Be coachable. Connect with others; you never know where it may lead. Focus on how you do things more so than what you do. That is, understand what types of environments inspire the best in you. Even when an opportunity looks different or outside the norm, it may still be a fit for you. Most of my career decisions reflect the priorities of identity, community, necessity and fulfillment. That is, with experience, I learned what I did well, the types of environments I thrive in, what I enjoy doing and what I require to meet my familial obligations. While the balance of those factors changed, they were always the underpinning of my career decisions. So, while seemingly different or even disparate, each choice shared a common thread of my core values, aspirations and needs.
I connect with all kinds of people, embracing their journey and am eager to understand their story so that I can help them be their best selves. My love of the written word has cultivated a love of reading and writing which also means that I’m constantly being exposed to new ideas and learning. And we know that practice makes perfect so through that love has grown a certain competency of written expression whether it be business, journalistic, or reflective writing. It’s one of my greatest gifts and assets.
The desire to be helpful to others, vulnerability, and an innate curiosity that underpins resiliency and adaptability. I also know that challenges contribute to the best version of myself, allowing me to grow and learn. These challenges aren’t always welcome, can be acutely uncomfortable but experience has shown that getting through them makes be better.
I aspire to help others, make the world better and relish the journey. I’ve already accomplished the greatest feat possible by giving the world three amazing people. So, I have nothing to prove but much to give and share. That allows me to use my considerable experience to help others unlock their power and pursue their dreams.
Despite my academic, professional and civic accomplishments, my biggest success is being mother to three amazing, incredible children. They are accomplished adults in their own right. Yet, I’m most proud of the individuals they are — empathetic, adventurous, grateful, brilliant. In them, I have already given my best gift to the world. Nothing could possibly ever top the gift of them. So, that frees me to focus on giving back, helping others, learning, growing and soaring myself.

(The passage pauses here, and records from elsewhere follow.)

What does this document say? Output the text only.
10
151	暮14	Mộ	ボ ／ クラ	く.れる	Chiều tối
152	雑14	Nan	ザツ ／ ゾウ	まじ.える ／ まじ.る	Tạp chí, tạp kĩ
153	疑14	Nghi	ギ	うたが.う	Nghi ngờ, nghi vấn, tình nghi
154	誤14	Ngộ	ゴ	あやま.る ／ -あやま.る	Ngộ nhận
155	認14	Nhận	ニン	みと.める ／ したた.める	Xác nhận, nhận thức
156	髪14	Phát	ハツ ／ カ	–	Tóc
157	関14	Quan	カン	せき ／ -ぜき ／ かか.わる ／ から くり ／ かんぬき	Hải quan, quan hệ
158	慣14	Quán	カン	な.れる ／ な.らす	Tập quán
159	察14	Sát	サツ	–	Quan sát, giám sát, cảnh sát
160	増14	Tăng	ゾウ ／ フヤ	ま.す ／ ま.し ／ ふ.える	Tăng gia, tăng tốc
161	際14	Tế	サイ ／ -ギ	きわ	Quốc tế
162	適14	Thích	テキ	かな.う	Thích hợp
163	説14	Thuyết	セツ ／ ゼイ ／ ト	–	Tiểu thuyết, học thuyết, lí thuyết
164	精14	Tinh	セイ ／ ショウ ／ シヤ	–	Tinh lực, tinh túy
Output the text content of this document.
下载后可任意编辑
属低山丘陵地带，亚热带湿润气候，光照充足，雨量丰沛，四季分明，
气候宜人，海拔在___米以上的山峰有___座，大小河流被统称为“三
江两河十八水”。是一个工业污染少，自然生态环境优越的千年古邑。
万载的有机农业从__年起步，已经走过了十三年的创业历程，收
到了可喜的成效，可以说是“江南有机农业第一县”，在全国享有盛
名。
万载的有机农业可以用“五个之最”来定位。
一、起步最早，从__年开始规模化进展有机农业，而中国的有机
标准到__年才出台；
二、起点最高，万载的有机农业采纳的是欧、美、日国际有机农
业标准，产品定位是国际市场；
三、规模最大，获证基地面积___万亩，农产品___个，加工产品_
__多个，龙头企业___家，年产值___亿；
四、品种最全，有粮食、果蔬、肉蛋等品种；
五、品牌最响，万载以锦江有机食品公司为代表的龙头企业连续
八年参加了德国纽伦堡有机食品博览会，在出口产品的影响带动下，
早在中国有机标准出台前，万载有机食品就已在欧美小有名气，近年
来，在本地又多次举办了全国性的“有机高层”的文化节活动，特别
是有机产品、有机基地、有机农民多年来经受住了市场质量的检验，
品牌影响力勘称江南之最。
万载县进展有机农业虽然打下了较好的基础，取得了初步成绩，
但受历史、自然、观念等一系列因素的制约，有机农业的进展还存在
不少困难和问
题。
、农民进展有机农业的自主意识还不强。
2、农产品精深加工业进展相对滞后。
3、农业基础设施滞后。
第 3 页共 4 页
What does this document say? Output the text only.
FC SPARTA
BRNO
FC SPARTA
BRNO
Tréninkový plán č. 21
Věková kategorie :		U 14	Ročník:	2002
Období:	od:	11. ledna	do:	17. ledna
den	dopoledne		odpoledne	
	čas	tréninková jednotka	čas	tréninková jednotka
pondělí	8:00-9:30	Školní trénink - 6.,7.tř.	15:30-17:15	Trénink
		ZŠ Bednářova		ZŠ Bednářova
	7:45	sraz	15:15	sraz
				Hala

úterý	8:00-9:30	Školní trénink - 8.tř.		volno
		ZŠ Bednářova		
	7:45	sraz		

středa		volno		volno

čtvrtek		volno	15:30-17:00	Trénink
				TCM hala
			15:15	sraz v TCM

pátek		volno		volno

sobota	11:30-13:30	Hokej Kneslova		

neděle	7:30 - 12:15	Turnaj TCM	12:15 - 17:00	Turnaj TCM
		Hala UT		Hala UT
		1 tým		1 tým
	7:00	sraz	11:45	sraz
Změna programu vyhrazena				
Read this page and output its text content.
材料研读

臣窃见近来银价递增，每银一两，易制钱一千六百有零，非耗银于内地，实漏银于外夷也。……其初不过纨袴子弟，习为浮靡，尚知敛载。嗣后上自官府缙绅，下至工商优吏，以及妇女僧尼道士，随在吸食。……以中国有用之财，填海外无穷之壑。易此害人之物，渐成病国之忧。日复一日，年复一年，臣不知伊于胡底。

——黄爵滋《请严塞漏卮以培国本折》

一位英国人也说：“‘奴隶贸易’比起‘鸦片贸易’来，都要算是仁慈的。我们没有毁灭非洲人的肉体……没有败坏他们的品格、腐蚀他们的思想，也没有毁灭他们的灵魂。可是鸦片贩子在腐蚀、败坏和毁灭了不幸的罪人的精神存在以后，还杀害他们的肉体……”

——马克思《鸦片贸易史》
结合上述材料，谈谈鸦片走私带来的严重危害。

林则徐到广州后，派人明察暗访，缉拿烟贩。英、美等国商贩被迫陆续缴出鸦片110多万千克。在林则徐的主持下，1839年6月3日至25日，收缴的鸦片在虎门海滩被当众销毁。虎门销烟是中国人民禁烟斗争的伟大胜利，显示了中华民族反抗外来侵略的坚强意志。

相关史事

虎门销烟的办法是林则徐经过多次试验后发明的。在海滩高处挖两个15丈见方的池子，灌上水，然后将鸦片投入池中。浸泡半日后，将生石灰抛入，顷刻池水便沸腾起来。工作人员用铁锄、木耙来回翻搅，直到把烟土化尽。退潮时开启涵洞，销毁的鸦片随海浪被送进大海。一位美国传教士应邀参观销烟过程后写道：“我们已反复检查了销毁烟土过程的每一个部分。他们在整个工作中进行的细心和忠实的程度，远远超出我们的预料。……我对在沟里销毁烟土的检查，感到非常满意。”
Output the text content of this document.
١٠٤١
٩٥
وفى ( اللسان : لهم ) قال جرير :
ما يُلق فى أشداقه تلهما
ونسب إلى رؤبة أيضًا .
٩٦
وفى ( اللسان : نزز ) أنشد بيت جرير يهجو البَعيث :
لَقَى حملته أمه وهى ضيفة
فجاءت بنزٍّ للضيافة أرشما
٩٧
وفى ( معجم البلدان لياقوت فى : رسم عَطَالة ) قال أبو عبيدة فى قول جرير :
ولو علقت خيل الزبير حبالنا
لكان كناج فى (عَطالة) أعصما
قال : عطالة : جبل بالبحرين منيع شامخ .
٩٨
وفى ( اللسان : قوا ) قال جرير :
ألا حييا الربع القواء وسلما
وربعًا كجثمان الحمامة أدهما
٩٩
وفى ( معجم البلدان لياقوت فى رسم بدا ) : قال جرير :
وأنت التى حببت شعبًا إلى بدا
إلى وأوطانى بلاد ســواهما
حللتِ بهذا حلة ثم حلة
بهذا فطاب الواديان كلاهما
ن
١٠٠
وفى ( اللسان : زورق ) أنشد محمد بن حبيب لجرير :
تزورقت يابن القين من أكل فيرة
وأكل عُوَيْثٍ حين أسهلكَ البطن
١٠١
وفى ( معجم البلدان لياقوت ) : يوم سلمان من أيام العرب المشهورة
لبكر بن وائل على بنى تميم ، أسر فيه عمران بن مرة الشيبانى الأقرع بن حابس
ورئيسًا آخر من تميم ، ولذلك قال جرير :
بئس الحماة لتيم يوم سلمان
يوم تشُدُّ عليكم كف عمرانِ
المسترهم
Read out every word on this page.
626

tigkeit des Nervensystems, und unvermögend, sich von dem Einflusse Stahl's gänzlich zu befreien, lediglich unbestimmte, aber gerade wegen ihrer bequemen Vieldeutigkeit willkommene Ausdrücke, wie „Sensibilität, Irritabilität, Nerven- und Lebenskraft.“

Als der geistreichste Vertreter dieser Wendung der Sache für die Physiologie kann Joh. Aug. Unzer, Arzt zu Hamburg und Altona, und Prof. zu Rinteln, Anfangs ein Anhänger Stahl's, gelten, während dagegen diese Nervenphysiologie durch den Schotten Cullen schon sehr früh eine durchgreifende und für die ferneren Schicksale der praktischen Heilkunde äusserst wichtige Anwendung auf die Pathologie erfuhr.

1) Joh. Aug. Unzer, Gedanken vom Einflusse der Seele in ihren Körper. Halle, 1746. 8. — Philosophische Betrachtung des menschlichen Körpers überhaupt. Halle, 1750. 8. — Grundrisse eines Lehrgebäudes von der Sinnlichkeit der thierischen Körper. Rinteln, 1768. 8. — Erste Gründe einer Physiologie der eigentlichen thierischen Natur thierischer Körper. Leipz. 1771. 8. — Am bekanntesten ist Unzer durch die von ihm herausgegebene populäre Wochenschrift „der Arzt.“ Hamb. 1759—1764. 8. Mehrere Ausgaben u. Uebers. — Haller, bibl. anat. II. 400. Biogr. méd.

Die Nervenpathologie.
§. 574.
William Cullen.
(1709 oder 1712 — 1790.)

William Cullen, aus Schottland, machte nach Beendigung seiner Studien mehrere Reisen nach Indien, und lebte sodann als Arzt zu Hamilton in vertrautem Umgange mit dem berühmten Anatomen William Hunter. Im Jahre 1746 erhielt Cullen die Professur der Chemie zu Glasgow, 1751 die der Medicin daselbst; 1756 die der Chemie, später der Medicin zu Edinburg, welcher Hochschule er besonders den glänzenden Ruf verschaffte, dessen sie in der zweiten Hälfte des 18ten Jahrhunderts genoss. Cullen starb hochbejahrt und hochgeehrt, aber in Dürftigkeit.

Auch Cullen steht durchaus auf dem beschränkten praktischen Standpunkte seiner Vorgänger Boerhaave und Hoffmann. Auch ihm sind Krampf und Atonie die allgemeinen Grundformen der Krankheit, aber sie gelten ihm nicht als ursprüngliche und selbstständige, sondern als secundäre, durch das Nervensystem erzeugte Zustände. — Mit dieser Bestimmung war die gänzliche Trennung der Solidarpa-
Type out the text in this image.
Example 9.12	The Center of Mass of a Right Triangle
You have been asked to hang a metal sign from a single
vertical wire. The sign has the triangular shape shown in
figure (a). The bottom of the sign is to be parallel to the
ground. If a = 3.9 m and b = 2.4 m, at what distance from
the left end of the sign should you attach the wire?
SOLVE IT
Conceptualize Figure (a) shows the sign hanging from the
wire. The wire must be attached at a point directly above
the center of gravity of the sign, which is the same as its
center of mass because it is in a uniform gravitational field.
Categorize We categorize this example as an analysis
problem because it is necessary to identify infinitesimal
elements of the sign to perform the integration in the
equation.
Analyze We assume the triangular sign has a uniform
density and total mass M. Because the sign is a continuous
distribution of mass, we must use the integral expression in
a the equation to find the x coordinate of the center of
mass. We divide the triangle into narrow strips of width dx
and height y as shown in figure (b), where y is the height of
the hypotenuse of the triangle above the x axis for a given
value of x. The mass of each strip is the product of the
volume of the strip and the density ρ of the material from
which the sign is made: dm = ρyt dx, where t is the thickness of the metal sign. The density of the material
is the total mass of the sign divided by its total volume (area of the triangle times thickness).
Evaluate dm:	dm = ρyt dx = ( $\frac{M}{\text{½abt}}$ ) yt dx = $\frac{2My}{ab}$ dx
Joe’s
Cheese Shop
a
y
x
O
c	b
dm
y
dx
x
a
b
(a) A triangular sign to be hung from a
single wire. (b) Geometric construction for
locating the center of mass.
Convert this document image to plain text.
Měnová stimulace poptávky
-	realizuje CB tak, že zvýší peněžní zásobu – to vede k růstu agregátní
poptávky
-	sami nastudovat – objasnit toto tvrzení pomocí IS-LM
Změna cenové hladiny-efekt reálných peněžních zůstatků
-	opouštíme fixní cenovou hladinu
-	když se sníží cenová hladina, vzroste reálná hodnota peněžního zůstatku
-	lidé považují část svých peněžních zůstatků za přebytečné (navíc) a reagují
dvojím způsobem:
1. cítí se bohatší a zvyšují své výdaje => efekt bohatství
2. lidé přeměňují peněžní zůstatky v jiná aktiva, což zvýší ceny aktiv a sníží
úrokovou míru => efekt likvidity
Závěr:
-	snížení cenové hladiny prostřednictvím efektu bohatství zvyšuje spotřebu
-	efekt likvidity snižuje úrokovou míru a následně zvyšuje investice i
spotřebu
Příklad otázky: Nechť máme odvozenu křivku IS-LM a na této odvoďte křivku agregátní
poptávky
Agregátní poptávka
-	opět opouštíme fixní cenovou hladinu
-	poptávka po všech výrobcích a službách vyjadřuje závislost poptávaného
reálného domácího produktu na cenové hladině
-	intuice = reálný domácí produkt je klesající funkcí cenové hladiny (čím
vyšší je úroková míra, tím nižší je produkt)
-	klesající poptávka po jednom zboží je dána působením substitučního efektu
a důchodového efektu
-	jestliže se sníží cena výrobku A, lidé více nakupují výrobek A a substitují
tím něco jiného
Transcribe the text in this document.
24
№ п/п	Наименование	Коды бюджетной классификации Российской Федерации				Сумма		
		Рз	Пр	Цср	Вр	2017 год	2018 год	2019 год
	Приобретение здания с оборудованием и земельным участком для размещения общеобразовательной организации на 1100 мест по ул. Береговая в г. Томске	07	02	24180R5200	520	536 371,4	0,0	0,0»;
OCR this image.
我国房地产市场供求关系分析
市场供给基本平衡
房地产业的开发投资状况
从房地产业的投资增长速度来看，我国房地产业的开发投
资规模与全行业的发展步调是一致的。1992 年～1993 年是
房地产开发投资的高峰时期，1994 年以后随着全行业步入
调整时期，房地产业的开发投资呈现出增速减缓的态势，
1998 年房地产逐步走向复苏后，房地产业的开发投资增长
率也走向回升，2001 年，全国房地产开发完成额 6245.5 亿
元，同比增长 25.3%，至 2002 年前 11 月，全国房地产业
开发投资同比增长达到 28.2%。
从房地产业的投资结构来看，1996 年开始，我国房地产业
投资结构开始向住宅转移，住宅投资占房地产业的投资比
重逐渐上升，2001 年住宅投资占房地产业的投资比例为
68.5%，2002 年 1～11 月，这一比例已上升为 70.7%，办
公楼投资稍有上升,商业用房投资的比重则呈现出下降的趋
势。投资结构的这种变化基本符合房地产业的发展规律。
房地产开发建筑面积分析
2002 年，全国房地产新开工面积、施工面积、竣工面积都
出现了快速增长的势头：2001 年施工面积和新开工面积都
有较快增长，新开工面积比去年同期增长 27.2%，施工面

My personal mantra is B6. It reminds me of who I am and aspire to become. One day, I’ll share what it stands for. Let’s just say, it’s as unique as my name.
I love anyplace I can meet new people, learn their stories and share in their journey. Fortunately for me, my role as Managing Director of The Farm requires that I travel the world to meet startup founders, some of the most interesting, persistent and brilliant people. So, I enjoy traveling to Lisbon and Toronto to share a cup of coffee with entrepreneurs as well as attending pitch competitions in Boston and Atlanta. Every interaction is an opportunity to connect, learn, support and share. I’m grateful and privileged that my travels are both enjoyable and informative. And that every now and then, it involves beaching in the British Virgin Islands or the Bahamas. Not a bad life!